I haven't been here for a while due to computer woes (all settled now) and edits on BREAD! due out in the fall.  Things are finally starting to lighten up.  Watch for complete instructions on cultivating your own sourdough starter beginning Tuesday. EasterPie12Photo credit:  Charles Schiller

PASTIERA NAPOLETANA

NEAPOLITAN EASTER PIE WITH RICOTTA AND WHEAT

Though the official name of this pie is Pastiera Napoletana, many Italian Americans also refer to it as Pizza di Grano, grain or wheat pie.  It’s a sweet crust filled with ricotta, pastry cream, and cooked wheat berries, and scented with orange flower water.  Please be careful when you purchase the wheat.  If you live near an Italian grocery store, they will always have it around Easter – you just need to ask for wheat or grain.  Or you can buy it even more easily in a health food store.  The wheat berries you need to buy are white, not brown or red.  White wheat berries cook relatively quickly whereas the unhulled darker ones take forever to cook.  If no wheat berries are available, substitute an equal amount of long-grain rice (boil it like pasta until tender, about 15 minutes) or pearl barley, which is cooked exactly like the wheat berries.

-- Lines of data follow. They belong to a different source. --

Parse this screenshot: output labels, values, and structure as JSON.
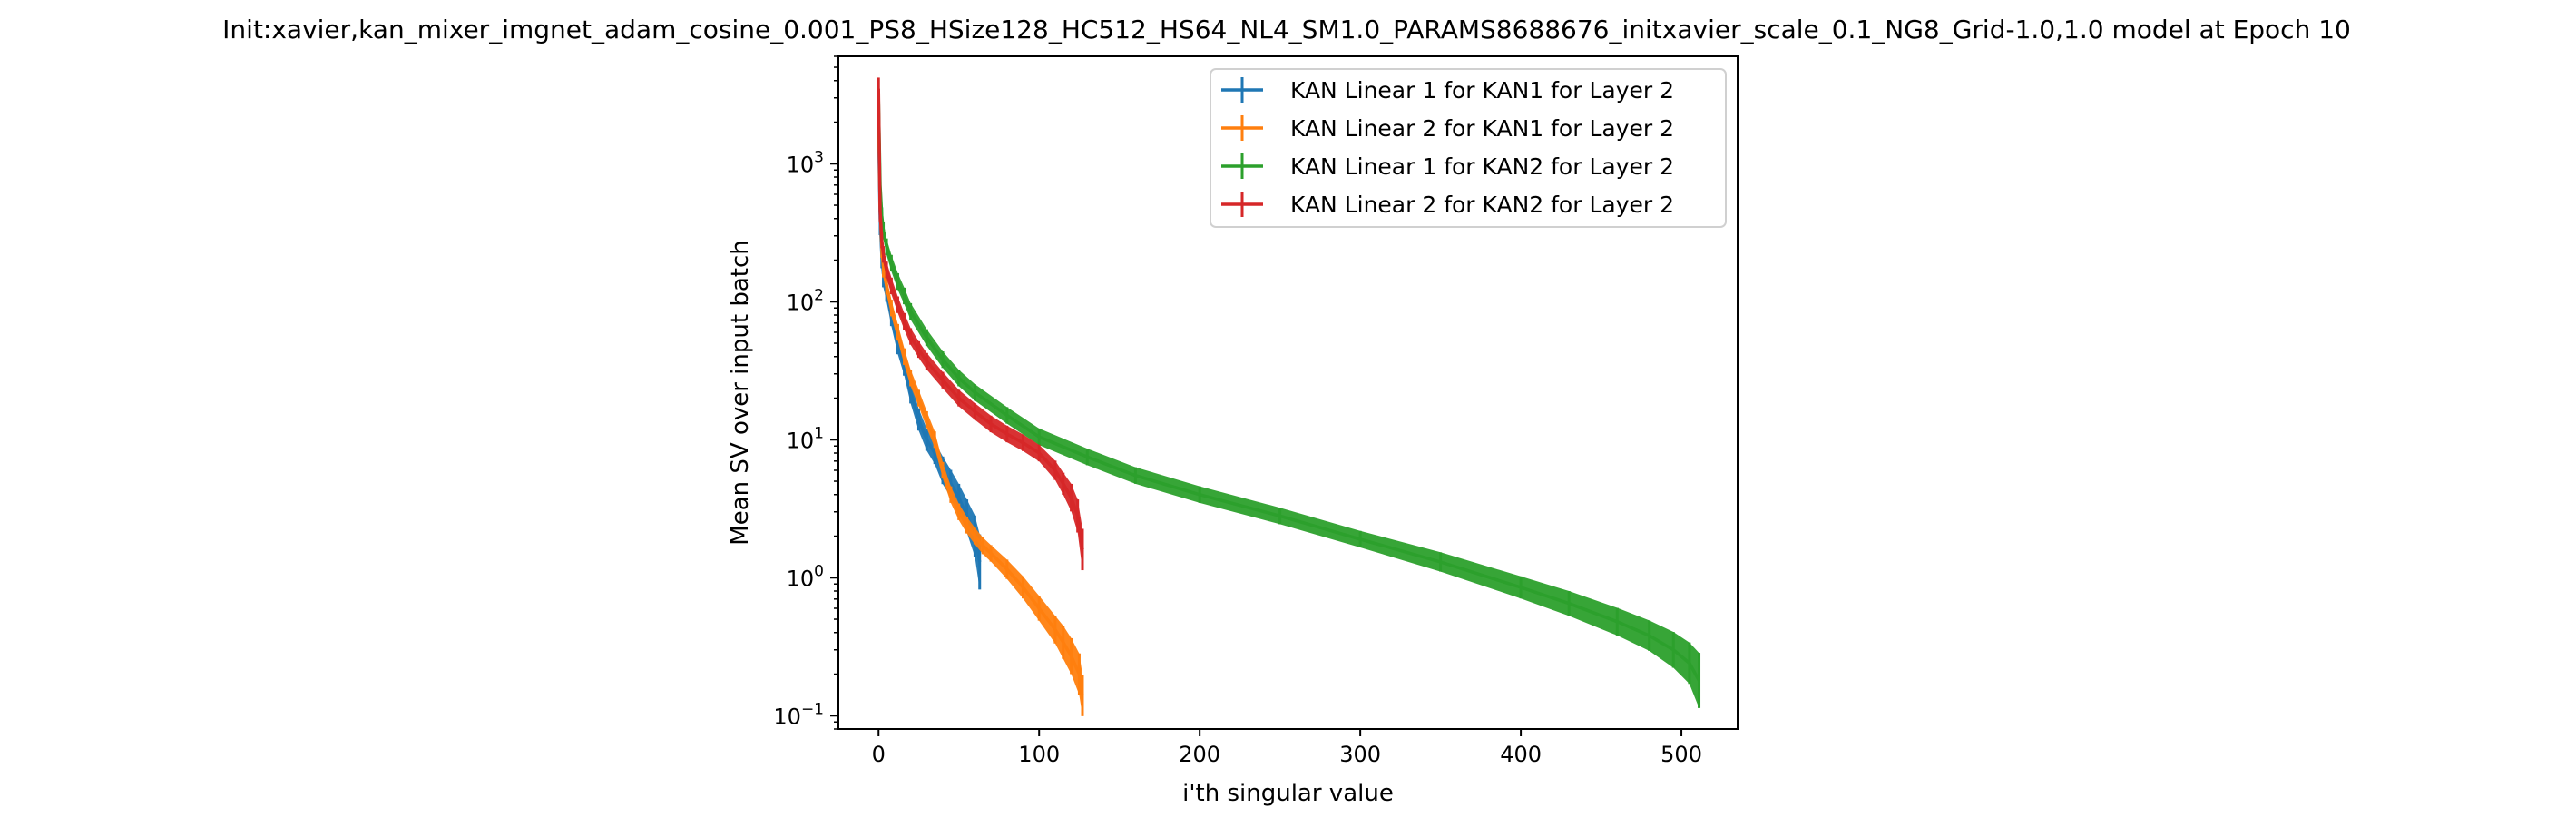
{
  "chart_data": {
    "type": "line",
    "title": "Init:xavier,kan_mixer_imgnet_adam_cosine_0.001_PS8_HSize128_HC512_HS64_NL4_SM1.0_PARAMS8688676_initxavier_scale_0.1_NG8_Grid-1.0,1.0 model at Epoch 10",
    "xlabel": "i'th singular value",
    "ylabel": "Mean SV over input batch",
    "xlim": [
      -25,
      535
    ],
    "ylim": [
      0.08,
      6000
    ],
    "yscale": "log",
    "grid": false,
    "legend_position": "top-right",
    "x_ticks": [
      0,
      100,
      200,
      300,
      400,
      500
    ],
    "x_tick_labels": [
      "0",
      "100",
      "200",
      "300",
      "400",
      "500"
    ],
    "y_ticks": [
      0.1,
      1,
      10,
      100,
      1000
    ],
    "y_tick_labels": [
      {
        "base": "10",
        "exp": "−1"
      },
      {
        "base": "10",
        "exp": "0"
      },
      {
        "base": "10",
        "exp": "1"
      },
      {
        "base": "10",
        "exp": "2"
      },
      {
        "base": "10",
        "exp": "3"
      }
    ],
    "series": [
      {
        "name": "KAN Linear 1 for KAN1 for Layer 2",
        "color": "#1f77b4",
        "x": [
          0,
          1,
          2,
          3,
          5,
          8,
          12,
          16,
          20,
          25,
          30,
          35,
          40,
          45,
          50,
          55,
          60,
          63
        ],
        "y": [
          2000,
          400,
          220,
          160,
          120,
          80,
          50,
          35,
          22,
          14,
          10,
          8,
          6,
          4.8,
          3.8,
          2.8,
          2.0,
          1.3
        ],
        "err": [
          0.12,
          0.12,
          0.1,
          0.1,
          0.08,
          0.08,
          0.08,
          0.08,
          0.08,
          0.08,
          0.08,
          0.08,
          0.1,
          0.1,
          0.1,
          0.12,
          0.15,
          0.2
        ]
      },
      {
        "name": "KAN Linear 2 for KAN1 for Layer 2",
        "color": "#ff7f0e",
        "x": [
          0,
          1,
          2,
          3,
          5,
          8,
          12,
          16,
          20,
          25,
          30,
          35,
          40,
          45,
          50,
          55,
          60,
          65,
          70,
          80,
          90,
          100,
          110,
          115,
          120,
          125,
          127
        ],
        "y": [
          2500,
          500,
          250,
          180,
          130,
          90,
          60,
          40,
          28,
          20,
          14,
          10,
          6,
          4,
          3,
          2.4,
          2.0,
          1.7,
          1.5,
          1.15,
          0.85,
          0.6,
          0.42,
          0.34,
          0.27,
          0.2,
          0.14
        ],
        "err": [
          0.1,
          0.1,
          0.08,
          0.08,
          0.06,
          0.06,
          0.06,
          0.06,
          0.06,
          0.06,
          0.06,
          0.06,
          0.06,
          0.06,
          0.06,
          0.06,
          0.06,
          0.06,
          0.06,
          0.07,
          0.08,
          0.09,
          0.1,
          0.12,
          0.13,
          0.15,
          0.15
        ]
      },
      {
        "name": "KAN Linear 1 for KAN2 for Layer 2",
        "color": "#2ca02c",
        "x": [
          0,
          1,
          2,
          3,
          5,
          8,
          12,
          16,
          20,
          30,
          40,
          50,
          60,
          80,
          100,
          130,
          160,
          200,
          250,
          300,
          350,
          400,
          430,
          460,
          480,
          495,
          505,
          511
        ],
        "y": [
          3000,
          700,
          420,
          330,
          250,
          190,
          140,
          110,
          85,
          55,
          38,
          28,
          22,
          15,
          10.5,
          7.5,
          5.5,
          4.0,
          2.8,
          1.9,
          1.3,
          0.85,
          0.65,
          0.48,
          0.38,
          0.3,
          0.24,
          0.18
        ],
        "err": [
          0.06,
          0.06,
          0.06,
          0.06,
          0.06,
          0.06,
          0.06,
          0.06,
          0.06,
          0.06,
          0.06,
          0.06,
          0.06,
          0.06,
          0.06,
          0.06,
          0.06,
          0.06,
          0.06,
          0.06,
          0.07,
          0.08,
          0.09,
          0.1,
          0.11,
          0.13,
          0.15,
          0.2
        ]
      },
      {
        "name": "KAN Linear 2 for KAN2 for Layer 2",
        "color": "#d62728",
        "x": [
          0,
          1,
          2,
          3,
          5,
          8,
          12,
          16,
          20,
          25,
          30,
          40,
          50,
          60,
          70,
          80,
          90,
          100,
          110,
          115,
          120,
          124,
          127
        ],
        "y": [
          3500,
          450,
          280,
          220,
          170,
          130,
          95,
          72,
          56,
          45,
          37,
          27,
          20,
          16,
          13,
          11,
          9.5,
          8,
          6,
          4.8,
          3.8,
          2.8,
          1.6
        ],
        "err": [
          0.08,
          0.08,
          0.06,
          0.06,
          0.06,
          0.06,
          0.06,
          0.06,
          0.06,
          0.06,
          0.06,
          0.06,
          0.06,
          0.06,
          0.06,
          0.06,
          0.06,
          0.06,
          0.07,
          0.08,
          0.1,
          0.12,
          0.15
        ]
      }
    ]
  }
}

Makes one 9-inch pie, about 8 to 10 servings

WHEAT BERRIES

1/2 cup hulled white wheat berries

1/4 teaspoon salt

PASTA FROLLA

2 cups all-purpose flour

1/3 cup sugar

1/2 teaspoon baking powder

1/4 teaspoon salt

8 tablespoons (1 stick) unsalted butter, cold and cut into 8 pieces

2 large eggs

PASTRY CREAM

1 large egg

1 large egg yolk

1/4 cup sugar

2 tablespoons all-purpose flour

1/2 cup milk

FILLING

All the pastry cream, above

1 cup (about 8 ounces) whole milk ricotta

1/4 cup sugar

2 large eggs

1 teaspoon orange flower water

1/3 cup candied orange peel cut into 1/4-inch dice

All the cooked wheat berries, above

Ground cinnamon for sprinkling the filling

One 9-inch Pyrex pie pan

  1. Early in the day you intend to bake the pie, combine the wheat berries with about 2 quarts cold water and the salt.  Bring to a boil over medium heat, then decrease the heat to low and allow the wheat to simmer gently until it is cooked though, about an hour.
  2. Drain and cool the wheat in a bowl.
  3. For the dough, pulse the dry ingredients in a food processor fitted with the steel blade.  Add the butter and pulse repeatedly until the butter is finely worked in and no visible pieces of butter remain.  Add the eggs and pulse until the dough forms a ball.
  4. Divide the dough into 2 pieces, one of which is slightly larger than the other.  Roll the larger piece of dough on a floured surface and use it to line the pan.  Trim the dough even with the edge of the pan.  Roll the remaining dough to a 10-inch square and slide it to a flexible cookie sheet or thin flexible cutting board and refrigerate it while preparing the filling.
  5. Set a rack in the lowest level of the oven and preheat to 350 degrees.
  6. For the pastry cream, whisk the egg and yolk together in a bowl and whisk in the sugar and flour.  Whisk in the milk and scrape the mixture into a small saucepan.  Place over medium/low heat and stir constantly until the mixture thickens and comes to a gentle boil.  Cook, stirring constantly, for a few seconds after the cream reaches the boil.
  7. Scrape the pastry cream into a bowl.  Immediately whisk in the ricotta until smooth.  Whisk in the sugar, then the eggs one at a time.  Stir in the orange flower water, candied orange peel, and the wheat.
  8.  Scrape the filling into the prepare crust and sprinkle some cinnamon in the filling.  Paint the edge of the bottom crust with water.
  9. Remove the chilled square of dough from the refrigerator and use a serrated cutting wheel to cut it into 3/4-inch wide strips.  Arrange 5 of the strips parallel and equidistant from each other on the filling, letting the excess dough hang over the edge of the pie.  Place the 5 remaining strips on exactly the same way, but at a 45-degree angle to the first ones.
  10. Gently press the ends of the strips to adhere to the edge of the bottom crust, then use a bench scraper or the back of a knife to sever the excess dough at the rim of the pan.
  11. Bake the pastiera until the filling is set and slightly puffed and the crust is baked through, about 40 minutes.
  12. Cool on a rack.

Serving:  Serve wedges of the pie, it needs no accompaniment.

Storage:  Keep the pastiera at a cool room temperature on the day it is baked.  Wrap and refrigerate leftovers.  Bring to room temperature before serving again.